A question about Halo

I’ve been reading the Halo paper, and I’ve got a question about the protocol in Fig 1. It seems to me that the commitment S is not necessary, given that the correctness of S_new demonstrates the correctness of C, so if a value v_3 verifies with C, it should hold that v_3 = s(x, y). There is no need to verify it again with S. Plus S is neither used in the recursion process, so can S be eliminated? Or do I miss something here?



the correctness of S_new demonstrates the correctness of C

The correctness of S_new is never established inside the circuit, only that S_old and S_cur are commitments to the same polynomial. Establishing that they’re commitments to the correct polynomial happens outside the circuit (by the “decider” or ultimate verifier of the recursive proof) as it requires linear work. S is indeed used in the recursive process; the values (S_new, y_new) are public inputs to the circuit just like G_new and the challenges from the polynomial commitment scheme. The value S_new takes on the role of S_old in the “next” proof in the recursion.


Thank you very much for the reply! But I’m still confused on this, so please bear with me a bit more…

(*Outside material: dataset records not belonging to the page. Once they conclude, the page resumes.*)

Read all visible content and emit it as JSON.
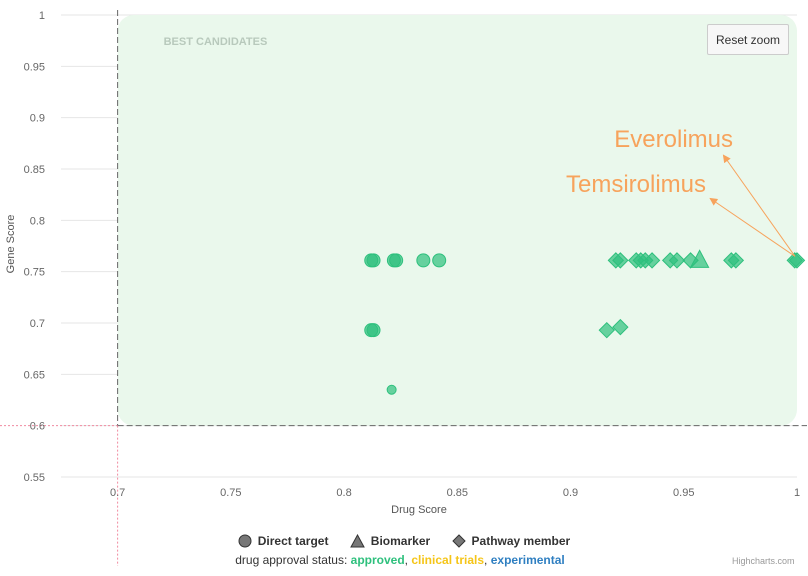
{
  "chart_data": {
    "type": "scatter",
    "xlabel": "Drug Score",
    "ylabel": "Gene Score",
    "xlim": [
      0.675,
      1.0
    ],
    "ylim": [
      0.55,
      1.0
    ],
    "x_ticks": [
      "0.7",
      "0.75",
      "0.8",
      "0.85",
      "0.9",
      "0.95",
      "1"
    ],
    "y_ticks": [
      "0.55",
      "0.6",
      "0.65",
      "0.7",
      "0.75",
      "0.8",
      "0.85",
      "0.9",
      "0.95",
      "1"
    ],
    "threshold_x": 0.7,
    "threshold_y": 0.6,
    "region_label": "BEST CANDIDATES",
    "grid": "horizontal",
    "legend_placement": "bottom-center",
    "series": [
      {
        "name": "Direct target",
        "symbol": "circle",
        "points": [
          {
            "x": 0.812,
            "y": 0.761
          },
          {
            "x": 0.813,
            "y": 0.761
          },
          {
            "x": 0.822,
            "y": 0.761
          },
          {
            "x": 0.823,
            "y": 0.761
          },
          {
            "x": 0.835,
            "y": 0.761
          },
          {
            "x": 0.842,
            "y": 0.761
          },
          {
            "x": 0.812,
            "y": 0.693
          },
          {
            "x": 0.813,
            "y": 0.693
          },
          {
            "x": 0.821,
            "y": 0.635,
            "small": true
          }
        ]
      },
      {
        "name": "Biomarker",
        "symbol": "triangle",
        "points": [
          {
            "x": 0.957,
            "y": 0.761
          }
        ]
      },
      {
        "name": "Pathway member",
        "symbol": "diamond",
        "points": [
          {
            "x": 0.92,
            "y": 0.761
          },
          {
            "x": 0.922,
            "y": 0.761
          },
          {
            "x": 0.929,
            "y": 0.761
          },
          {
            "x": 0.931,
            "y": 0.761
          },
          {
            "x": 0.933,
            "y": 0.761
          },
          {
            "x": 0.936,
            "y": 0.761
          },
          {
            "x": 0.944,
            "y": 0.761
          },
          {
            "x": 0.947,
            "y": 0.761
          },
          {
            "x": 0.953,
            "y": 0.761
          },
          {
            "x": 0.971,
            "y": 0.761
          },
          {
            "x": 0.973,
            "y": 0.761
          },
          {
            "x": 0.999,
            "y": 0.761
          },
          {
            "x": 1.0,
            "y": 0.761
          },
          {
            "x": 0.916,
            "y": 0.693
          },
          {
            "x": 0.922,
            "y": 0.696
          }
        ]
      }
    ],
    "annotations": [
      {
        "text": "Everolimus",
        "x": 1.0,
        "y": 0.761
      },
      {
        "text": "Temsirolimus",
        "x": 1.0,
        "y": 0.761
      }
    ],
    "point_color": "#2ec07d"
  },
  "ui": {
    "reset_zoom_label": "Reset zoom",
    "legend": {
      "direct_target": "Direct target",
      "biomarker": "Biomarker",
      "pathway_member": "Pathway member"
    },
    "status": {
      "prefix": "drug approval status:",
      "approved": "approved",
      "clinical": "clinical trials",
      "experimental": "experimental",
      "sep1": ",",
      "sep2": ","
    },
    "credits": "Highcharts.com"
  },
  "colors": {
    "region_fill": "#eaf8ec",
    "annotation": "#f7a35c",
    "approved": "#2ec07d",
    "clinical": "#f5c518",
    "experimental": "#2f7fc1"
  }
}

My understanding of the recursive process:

  1. Once the decider decides that S_new is correct, meaning S_new=Com(s(X, y_new)), and C agrees with S_new on (x, y_new), then C is correct, C=Com(s(x, Y))
  2. If C is correct, and it opens to v_3 at Y = y, then v_3 = s(x, y)
  3. With v_3=s(x, y) the verifier can check the equation ‘t = a(r + s’(x, y))-k(y)’, which concludes the current round
  4. If C agrees with S_old on (x, y_old), and C=Com(s(x, Y)), then S_old is correct, S_old=Com(s(X, y_old)).
  5. Going to the “next” proof S_old becomes S_new. Start over from step 1 (except that we do not need the decider any more).

What do I miss in the deduction, or in which step do I go wrong? Thanks again!


Yes, I think you have a solid grasp on what’s going on. I think you’re right, the S value isn’t actually needed because we get s(x, y) from C. It’s just a redundant opening/commitment.

So the simplified process:

Accumulator: (S, y)

Accumulation step:

  • Verifier samples x, y_cur
  • Prover sends C = Commit(s(x, Y))
  • Prover sends a = s(x, y)
  • Prover sends b = s(x, y_cur)
  • Verifier samples y_new
  • Prover sends S_new = Commit(s(X, y_new))
  • Prover sends c = s(x, y_new)
  • Prover shows C opens at y to a
  • Prover shows S opens at x to a
  • Prover shows C opens at y_cur to b (which it uses to check the proof)
  • Prover shows C opens at y_new to c
  • Prover shows S_new opens at x to c
  • Accumulator is set to (S_new, y_new)


  • Checks that S = Commit(s(X, y))

Cool, Thanks! Happy to know that I do get the brilliant idea of Halo :smiley: